On Friday morning, the Fayetteville Police Department said it had fired three officers for misusing the Flock license plate reader system installed around town. According to the department, none of the searches involved strangers or suspects. The officers had run their own plates, or those of family members and acquaintances, activity officials called “inconsistent with the system’s authorized use.” The department says it uncovered the pattern almost by accident, during the rollout of a new internal auditing tool. All three employees were placed on leave and then terminated once the investigation wrapped, and the Georgia Bureau of Investigation has been brought in to run an independent criminal review. Fayetteville did not name the officers.
If that sequence sounds familiar, it should. On July 6, the Georgia Bureau of Investigation announced charges against five former Albany Police Department officers for the same underlying offense: misusing Flock’s license plate data. The Auto Wire covered that case in depth, and the headline finding was that departments almost never catch this kind of abuse on their own. Usually a frightened victim has to stumble onto the evidence first. Albany was the exception. Eight days later, Fayetteville is the second.
Here’s the detail worth pausing on. Nearly every other Flock abuse case The Auto Wire has tracked, a Milwaukee officer who searched a woman’s plate 179 times, an Institute for Justice review that found at least eighteen documented cases of officers using the network to track romantic interests, involved someone deliberately hunting one specific person. Fayetteville’s officers didn’t do that. They looked up their own cars, or their relatives’.
No ex-girlfriend. No grudge. No case file required.
That’s arguably the more revealing find.
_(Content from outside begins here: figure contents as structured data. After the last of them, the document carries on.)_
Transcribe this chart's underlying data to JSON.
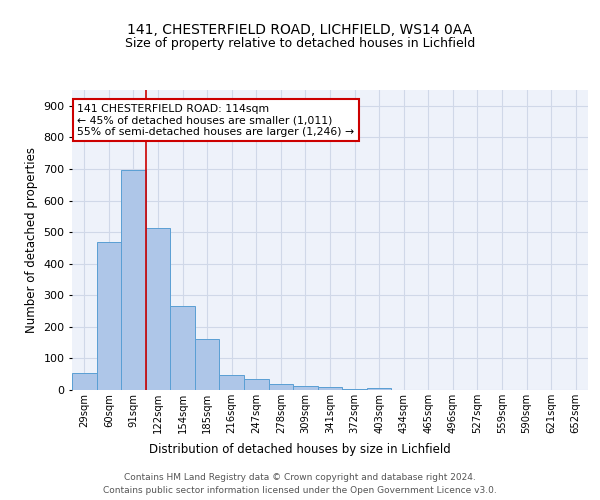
{
  "title1": "141, CHESTERFIELD ROAD, LICHFIELD, WS14 0AA",
  "title2": "Size of property relative to detached houses in Lichfield",
  "xlabel": "Distribution of detached houses by size in Lichfield",
  "ylabel": "Number of detached properties",
  "bar_color": "#aec6e8",
  "bar_edge_color": "#5a9fd4",
  "categories": [
    "29sqm",
    "60sqm",
    "91sqm",
    "122sqm",
    "154sqm",
    "185sqm",
    "216sqm",
    "247sqm",
    "278sqm",
    "309sqm",
    "341sqm",
    "372sqm",
    "403sqm",
    "434sqm",
    "465sqm",
    "496sqm",
    "527sqm",
    "559sqm",
    "590sqm",
    "621sqm",
    "652sqm"
  ],
  "values": [
    55,
    468,
    697,
    513,
    265,
    160,
    47,
    35,
    20,
    13,
    10,
    2,
    7,
    0,
    0,
    0,
    0,
    0,
    0,
    0,
    0
  ],
  "ylim": [
    0,
    950
  ],
  "yticks": [
    0,
    100,
    200,
    300,
    400,
    500,
    600,
    700,
    800,
    900
  ],
  "redline_index": 2.5,
  "annotation_title": "141 CHESTERFIELD ROAD: 114sqm",
  "annotation_line1": "← 45% of detached houses are smaller (1,011)",
  "annotation_line2": "55% of semi-detached houses are larger (1,246) →",
  "annotation_box_color": "#ffffff",
  "annotation_box_edge": "#cc0000",
  "grid_color": "#d0d8e8",
  "background_color": "#eef2fa",
  "footnote1": "Contains HM Land Registry data © Crown copyright and database right 2024.",
  "footnote2": "Contains public sector information licensed under the Open Government Licence v3.0."
}
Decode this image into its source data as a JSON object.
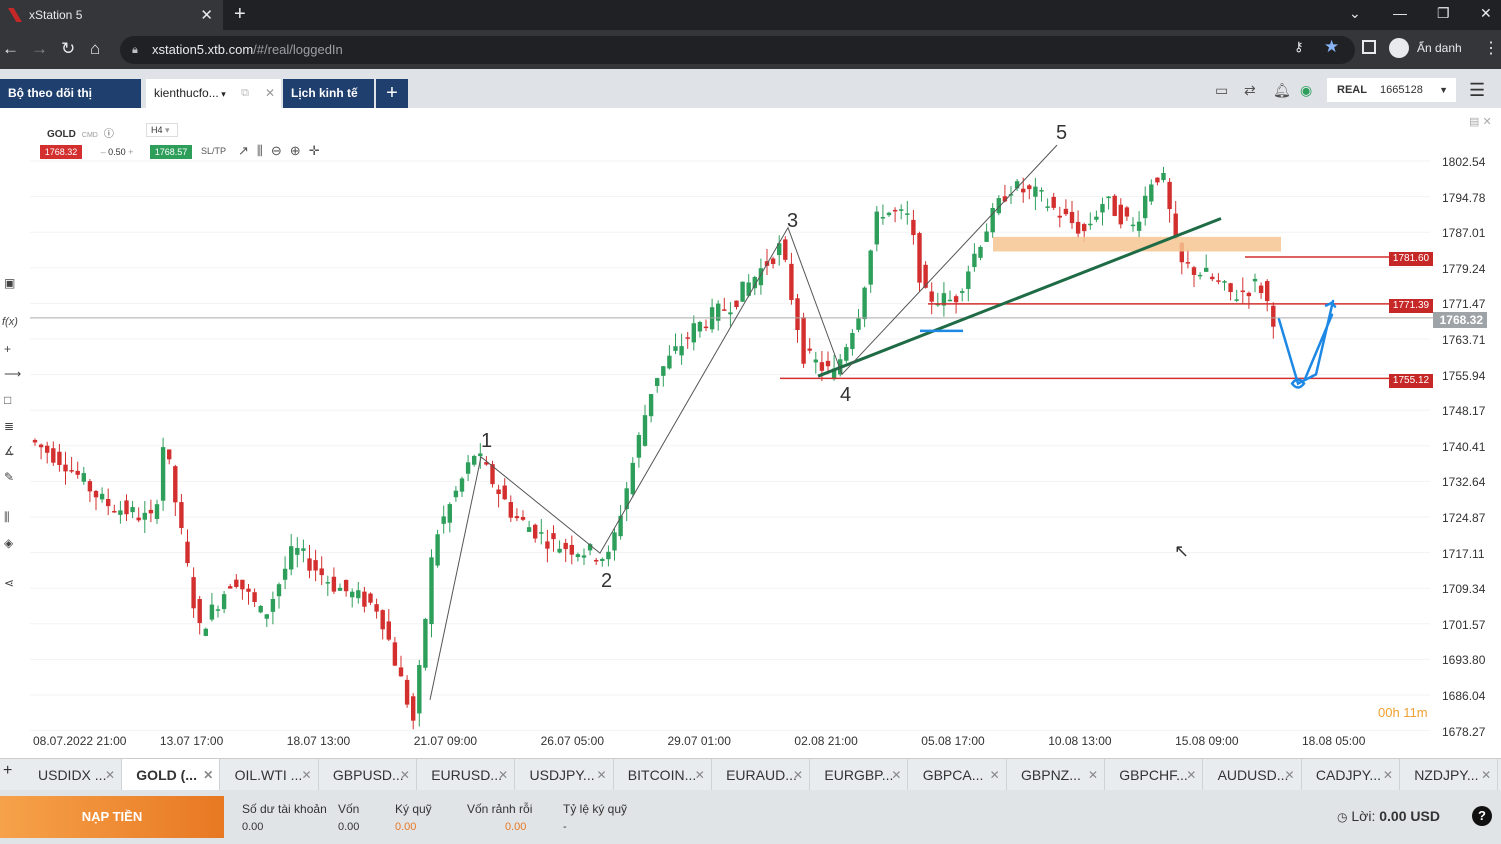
{
  "browser": {
    "tab_title": "xStation 5",
    "url_host": "xstation5.xtb.com",
    "url_path": "/#/real/loggedIn",
    "profile_label": "Ẩn danh"
  },
  "app": {
    "tabs": [
      "Bộ theo dõi thị trường",
      "kienthucfo...",
      "Lịch kinh tế",
      "+"
    ],
    "account_type": "REAL",
    "account_number": "1665128"
  },
  "instrument": {
    "symbol": "GOLD",
    "type": "CMD",
    "timeframe": "H4",
    "sell_price": "1768.32",
    "volume": "0.50",
    "buy_price": "1768.57",
    "sltp_label": "SL/TP",
    "countdown": "00h 11m"
  },
  "chart_data": {
    "type": "candlestick",
    "symbol": "GOLD",
    "timeframe": "H4",
    "y_ticks": [
      "1802.54",
      "1794.78",
      "1787.01",
      "1779.24",
      "1771.47",
      "1763.71",
      "1755.94",
      "1748.17",
      "1740.41",
      "1732.64",
      "1724.87",
      "1717.11",
      "1709.34",
      "1701.57",
      "1693.80",
      "1686.04",
      "1678.27"
    ],
    "x_ticks": [
      "08.07.2022 21:00",
      "13.07 17:00",
      "18.07 13:00",
      "21.07 09:00",
      "26.07 05:00",
      "29.07 01:00",
      "02.08 21:00",
      "05.08 17:00",
      "10.08 13:00",
      "15.08 09:00",
      "18.08 05:00"
    ],
    "current_price": "1768.32",
    "price_levels": [
      "1781.60",
      "1771.39",
      "1755.12"
    ],
    "wave_labels": [
      "1",
      "2",
      "3",
      "4",
      "5"
    ],
    "colors": {
      "up": "#2e9e5b",
      "down": "#d32f2f",
      "resistance": "#d32f2f",
      "trendline": "#1e6b45",
      "zone": "#f6c690",
      "projection": "#1e88e5"
    }
  },
  "bottom_tabs": [
    {
      "label": "USDIDX ...",
      "active": false
    },
    {
      "label": "GOLD (...",
      "active": true
    },
    {
      "label": "OIL.WTI ...",
      "active": false
    },
    {
      "label": "GBPUSD...",
      "active": false
    },
    {
      "label": "EURUSD...",
      "active": false
    },
    {
      "label": "USDJPY...",
      "active": false
    },
    {
      "label": "BITCOIN...",
      "active": false
    },
    {
      "label": "EURAUD...",
      "active": false
    },
    {
      "label": "EURGBP...",
      "active": false
    },
    {
      "label": "GBPCA...",
      "active": false
    },
    {
      "label": "GBPNZ...",
      "active": false
    },
    {
      "label": "GBPCHF...",
      "active": false
    },
    {
      "label": "AUDUSD...",
      "active": false
    },
    {
      "label": "CADJPY...",
      "active": false
    },
    {
      "label": "NZDJPY...",
      "active": false
    }
  ],
  "footer": {
    "deposit_label": "NẠP TIỀN",
    "stats": [
      {
        "label": "Số dư tài khoản",
        "value": "0.00"
      },
      {
        "label": "Vốn",
        "value": "0.00"
      },
      {
        "label": "Ký quỹ",
        "value": "0.00"
      },
      {
        "label": "Vốn rảnh rỗi",
        "value": "0.00"
      },
      {
        "label": "Tỷ lệ ký quỹ",
        "value": "-"
      }
    ],
    "profit_label": "Lời:",
    "profit_value": "0.00 USD"
  }
}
Officers with access to a tool that quietly logs everywhere a car goes got curious enough about their own footprint, or a relative’s, to go check. Curiosity turned out to be motive enough.
The bigger tell is the mechanism, not the motive. Both Georgia cases surfaced the same way: a department switched on sharper audit tooling and immediately found something. That’s not two departments getting unlucky in the same state within ten days. It suggests Georgia agencies are actively upgrading how closely they log Flock searches right now, at a moment when a Fourth Circuit case reshaped by the Supreme Court’s recent phone-tracking ruling, plus a wave of congressional bills targeting these camera networks, have put every department running this hardware on notice. Flock has always advertised an audit trail. It only works when an agency actually turns toward it and looks. Georgia, twice in ten days, looked.
That distinction matters because Flock’s entire pitch to city councils and homeowners associations rests on this exact feature: every search tied to a user login, reviewable after the fact. It’s a meaningfully better audit trail than the state DMV and NCIC lookup systems officers have quietly misused for decades to check up on exes, neighbors, and rivals, misuse that historically surfaced only when the person being watched noticed. Flock’s logs make that kind of behavior detectable. What Fayetteville and Albany actually prove is that detectable and detected are two different things, and only one of them happened routinely before this month.
None of this stays confined to squad cars, either. Flock sells its cameras to homeowners associations, shopping centers, and school districts just as often as it sells to police departments, and each buyer sets its own retention window and its own rules for who gets to query the data. A car doesn’t need to pass a patrol officer to end up logged somewhere. It just needs to drive past a subdivision entrance.
The camera never needed an upgrade to make this kind of abuse visible. Flock built that capability in from the start. What changed in Georgia, twice in the same ten days, is that somebody finally turned around and read what the camera had already been quietly writing down about the people using it.